Ich finde meine Träume nicht mehr. Auch wenn ich in meiner betäubten Kopfschale krame wie in einer durcheinander geratenen Handtasche. Ich muss sie verloren haben. Oder sie sind mir entfallen. Als hätte mein Gehirn ein Art Klospülung betätigt und alles Feste und Überflüssige durch den synaptischen Abfluss gejagt.

Ich frage mich, wo die ganzen Ideen und Flausen geblieben sind? Kann man die ausscheiden? Über Haut und After? Oder abhusten? Nur ein dünnes Rinnsal von ein paar Erinnerungen an den Tag vor der Nacht ist zurückgeblieben.

Nichts besonderes: Einkauf, Fahrrad gefahren, Kopfsteinpflaster, Hupen, dumpfer Krach, Geschrei, ein Geräusch berstender Knochen. Stille.

Seit dem Erwachen sieht die Welt anders aus: aufgeräumter, klarer, minimal. Der Verband um meinen Kopf scheint alles zusammenzuhalten. (Ich danke Dir, Verband.) Nur zum Schlafen ist er nicht hilfreich, denn er kratzt fürchterlich. Das wird wahrscheinlich der Schorf von dem geronnenen Blut meiner Kopfwunde sein. Auf dem rasierten Schädel sieht es aus, als würde mir ein Mittelgebirge daraus wachsen. Ich konnte es beim Verbandswechsel kurz in dem Spiegel an meinem Bett sehen. (Das Bild flackert vor meinem Auge auf wie ein glimmendes Feuer, in das Benzin gegossen wird.)

Ich würde mich gern jucken, aber das geht nicht. Seit dem Unfall kann ich meine Arme nicht mehr spüren. Genauso wie alle anderen Gliedmaßen unterhalb meines vierten Halswirbels. (Ich bin nicht abergläubisch, aber diese Zahl habe ich mir gemerkt.)

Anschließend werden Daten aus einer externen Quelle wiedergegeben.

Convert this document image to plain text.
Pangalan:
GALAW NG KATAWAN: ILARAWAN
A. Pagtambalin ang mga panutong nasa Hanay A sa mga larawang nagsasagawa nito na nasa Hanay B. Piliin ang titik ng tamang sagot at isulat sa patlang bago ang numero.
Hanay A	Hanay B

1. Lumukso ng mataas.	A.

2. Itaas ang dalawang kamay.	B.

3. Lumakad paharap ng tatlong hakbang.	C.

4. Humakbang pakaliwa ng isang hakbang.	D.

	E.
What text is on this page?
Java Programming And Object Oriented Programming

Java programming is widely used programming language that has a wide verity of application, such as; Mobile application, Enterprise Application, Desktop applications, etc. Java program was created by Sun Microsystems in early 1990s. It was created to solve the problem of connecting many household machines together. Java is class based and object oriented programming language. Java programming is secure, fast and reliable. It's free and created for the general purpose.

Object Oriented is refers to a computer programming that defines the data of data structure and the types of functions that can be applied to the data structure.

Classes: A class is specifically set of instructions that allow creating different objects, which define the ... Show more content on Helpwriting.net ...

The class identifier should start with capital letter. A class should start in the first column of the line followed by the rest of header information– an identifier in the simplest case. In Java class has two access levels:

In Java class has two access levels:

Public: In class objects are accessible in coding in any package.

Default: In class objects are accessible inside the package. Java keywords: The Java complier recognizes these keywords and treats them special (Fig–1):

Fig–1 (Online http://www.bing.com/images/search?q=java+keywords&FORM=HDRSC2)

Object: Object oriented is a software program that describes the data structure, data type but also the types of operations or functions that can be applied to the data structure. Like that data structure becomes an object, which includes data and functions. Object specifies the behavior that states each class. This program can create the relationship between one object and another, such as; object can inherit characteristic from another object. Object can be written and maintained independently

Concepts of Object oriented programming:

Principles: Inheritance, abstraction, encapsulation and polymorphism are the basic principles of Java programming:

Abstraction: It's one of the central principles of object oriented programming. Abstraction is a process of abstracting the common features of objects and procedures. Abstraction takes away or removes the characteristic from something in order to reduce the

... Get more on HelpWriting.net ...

Bei dem Gedanken an die vom Chefarzt nüchtern vorgetragene Diagnose wird mir schwindlig. (Zum Glück liege ich schon, ha ha.) Er sah dabei so geschäftsmäßig aus, als wolle er mir gerade eine Waschmaschine verkaufen oder ein Zeitungsabo.

Ich kann mich nicht erinnern, etwas gegessen zu haben, denn wenn ich jetzt kotzen müsste, wäre das lebensgefährlich.

Aber für welches Leben?

Die Nachtlampen des Krankenzimmers scheinen sich zu drehen und ich verliere wohl das Bewusstsein. Mal wieder.

 

00:17

Ich finde meine Träume nicht mehr.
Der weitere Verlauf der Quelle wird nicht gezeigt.